It happened by evil chance to be one of Mrs MacStinger’s great cleaning days. On these occasions, Mrs MacStinger was knocked up by the policeman at a quarter before three in the morning, and rarely such before twelve o’clock next night. The chief object of this institution appeared to be, that Mrs MacStinger should move all the furniture into the back garden at early dawn, walk about the house in pattens all day, and move the furniture back again after dark. These ceremonies greatly fluttered those doves the young MacStingers, who were not only unable at such times to find any resting-place for the soles of their feet, but generally came in for a good deal of pecking from the maternal bird during the progress of the solemnities.
At the moment when Florence and Susan Nipper presented themselves at Mrs MacStinger’s door, that worthy but redoubtable female was in the act of conveying Alexander MacStinger, aged two years and three months, along the passage, for forcible deposition in a sitting posture on the street pavement: Alexander being black in the face with holding his breath after punishment, and a cool paving-stone being usually found to act as a powerful restorative in such cases.
The feelings of Mrs MacStinger, as a woman and a mother, were outraged by the look of pity for Alexander which she observed on Florence’s face. Therefore, Mrs MacStinger asserting those finest emotions of our nature, in preference to weakly gratifying her curiosity, shook and buffeted Alexander both before and during the application of the paving-stone, and took no further notice of the strangers.

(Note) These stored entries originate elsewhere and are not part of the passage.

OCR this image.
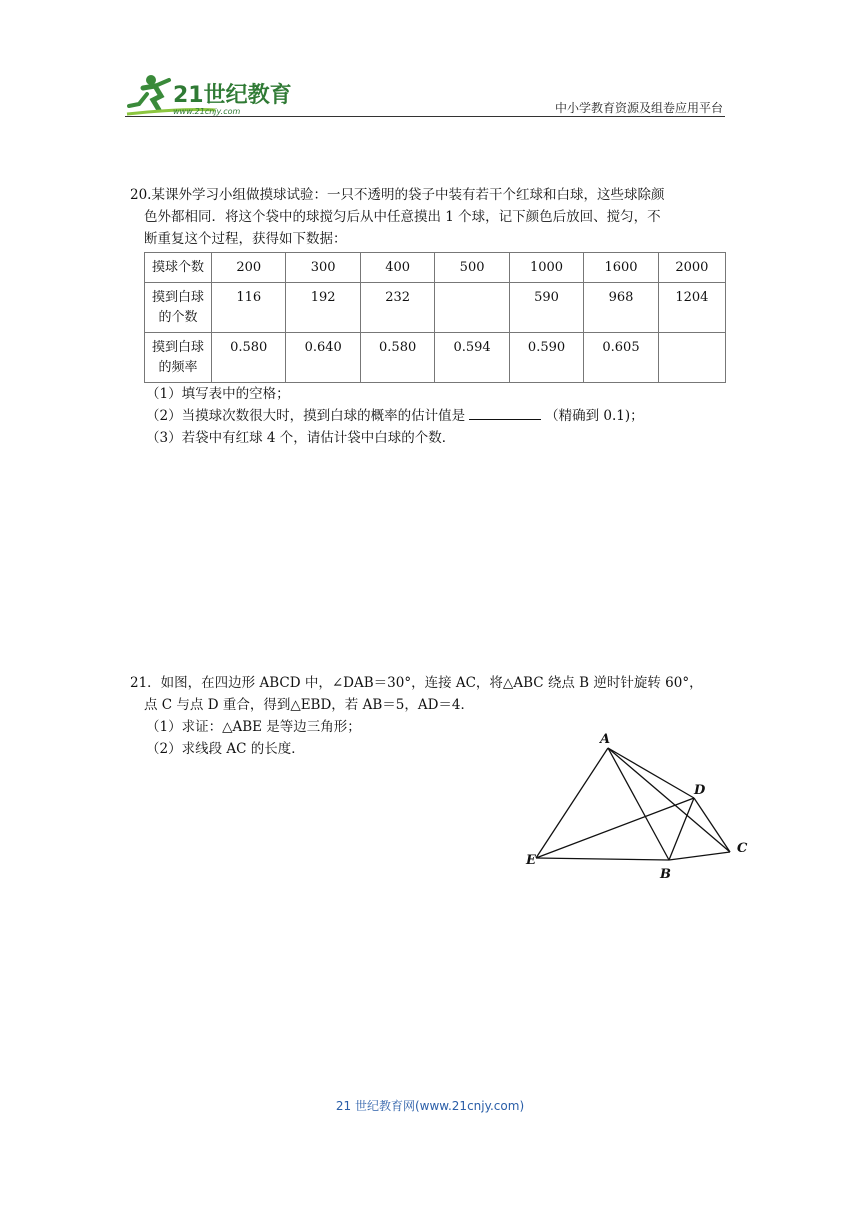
21世纪教育
www.21cnjy.com	中小学教育资源及组卷应用平台

20.某课外学习小组做摸球试验：一只不透明的袋子中装有若干个红球和白球，这些球除颜

色外都相同．将这个袋中的球搅匀后从中任意摸出 1 个球，记下颜色后放回、搅匀，不

断重复这个过程，获得如下数据：

摸球个数	200	300	400	500	1000	1600	2000
摸到白球
的个数	116	192	232		590	968	1204
摸到白球
的频率	0.580	0.640	0.580	0.594	0.590	0.605	

（1）填写表中的空格；

（2）当摸球次数很大时，摸到白球的概率的估计值是	（精确到 0.1)；

（3）若袋中有红球 4 个，请估计袋中白球的个数．

21．如图，在四边形 ABCD 中，∠DAB＝30°，连接 AC，将△ABC 绕点 B 逆时针旋转 60°，

点 C 与点 D 重合，得到△EBD，若 AB＝5，AD＝4．

（1）求证：△ABE 是等边三角形；

（2）求线段 AC 的长度．

A
B
C
D
E
21 世纪教育网(www.21cnjy.com)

‘I beg your pardon, Ma’am,’ said Florence, when the child had found his breath again, and was using it. ‘Is this Captain Cuttle’s house?’
‘No,’ said Mrs MacStinger.
‘Not Number Nine?’ asked Florence, hesitating.
‘Who said it wasn’t Number Nine?’ said Mrs MacStinger.
Susan Nipper instantly struck in, and begged to inquire what Mrs MacStinger meant by that, and if she knew whom she was talking to.
Mrs MacStinger in retort, looked at her all over. ‘What do you want with Captain Cuttle, I should wish to know?’ said Mrs MacStinger.
‘Should you? Then I’m sorry that you won’t be satisfied,’ returned Miss Nipper.
‘Hush, Susan! If you please!’ said Florence. ‘Perhaps you can have the goodness to tell us where Captain Cuttle lives, Ma’am as he don’t live here.’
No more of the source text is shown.